Zara stared blankly, having had no idea about it. She leaped up from the chair and reached him, laughing. She thought she might burst with joy.

But something in his gaze stopped her at the last moment, just as she was about to touch him. Something so hard and flat and so resigned that her heart kicked in her chest.

“I invited my mother and father, too. What you said the last time we talked...about our child growing up as a part of a family, it stayed with me. Despite all the drama my parents created, my grandparents and Bhai and Anya saved me. They...kept me sane and going. I wanted that future for our child.

“So I decided, in that magnanimous way of mine—” his laugh was full of scorn “—to at least try and forget the past, even if I couldn’t completely forgive it. I decided that it didn’t matter if my mother had a hand in you leaving me. If my father continued to reject me as his son to his dying breath.

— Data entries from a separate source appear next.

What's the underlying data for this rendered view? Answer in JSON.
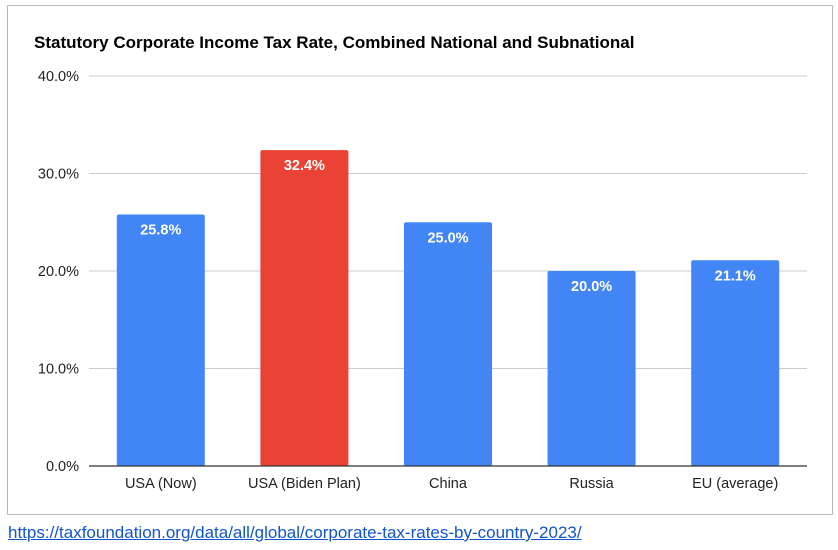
{
  "chart_data": {
    "type": "bar",
    "title": "Statutory Corporate Income Tax Rate, Combined National and Subnational",
    "xlabel": "",
    "ylabel": "",
    "categories": [
      "USA (Now)",
      "USA (Biden Plan)",
      "China",
      "Russia",
      "EU (average)"
    ],
    "values": [
      25.8,
      32.4,
      25.0,
      20.0,
      21.1
    ],
    "data_labels": [
      "25.8%",
      "32.4%",
      "25.0%",
      "20.0%",
      "21.1%"
    ],
    "ylim": [
      0,
      40
    ],
    "yticks": [
      0,
      10,
      20,
      30,
      40
    ],
    "ytick_labels": [
      "0.0%",
      "10.0%",
      "20.0%",
      "30.0%",
      "40.0%"
    ],
    "bar_colors": [
      "#4285f4",
      "#ea4335",
      "#4285f4",
      "#4285f4",
      "#4285f4"
    ],
    "grid": true,
    "legend": "none"
  },
  "source": {
    "url_text": "https://taxfoundation.org/data/all/global/corporate-tax-rates-by-country-2023/"
  }
}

“I was a Raawal in all the ways that mattered. So I’d give my child the pride and belonging I had always deserved but was denied. I’d start a fresh slate with my mother, too. She was, of course, overjoyed and couldn’t stop singing your praises all morning.

“Then she announced—in that melodramatic way of hers—that admitting to all her sins would absolve her and my father of years of dysfunctional parenting. Would undo all the damage they’d wrought on Bhai and me and Anya.”

Zara felt as if a lead weight was sitting on her chest. She knew now where this was going. Her stomach turned over.

“As part of this new awareness,” Virat continued, his tone dripping with contempt, “she told me that she had lied to me ten years ago. About you. That she had driven you away. Because, of course, in her twisted mind, driving away the only woman who saw me for who I was, the woman who made me see myself in a new light, was an act of motherly love. Because, in her opinion, you weren’t the right woman for me.

“Because she was looking out for me. Because she wanted me to have a wonderful future. Forget all the early childhood trauma she put me through by staying with a man who continually rejected his own child.”

“Virat, please listen to me—”

“Apparently, she got rid of a pesky brother-in-law for you, who was determined to prove you were a murderer.”

Zara felt as if she was caught in a nightmare of her own making. “Saleem, my first husband, killed himself after I finally worked up the courage to tell him I was leaving him. His controlling behavior had spiraled until he was locking me in my room and refusing to let me out. Yet his younger brother decided I was responsible for his brother’s death and was going all out to punish me for it, even if he had to lie to do it.

“Your mother offered to use her power and reach to make the case he was going to lodge against me disappear. I knew that if any of it came out in the press, the chance of me pursuing a career in acting and landing decent roles with that sullied reputation would be nil. And if Saleem’s brother had his way, I might even have ended up in prison.

“So yes, I accepted her help. But I thought it had been offered in good faith! I didn’t know that she was going to lie to you about it, make me out to be the villain.”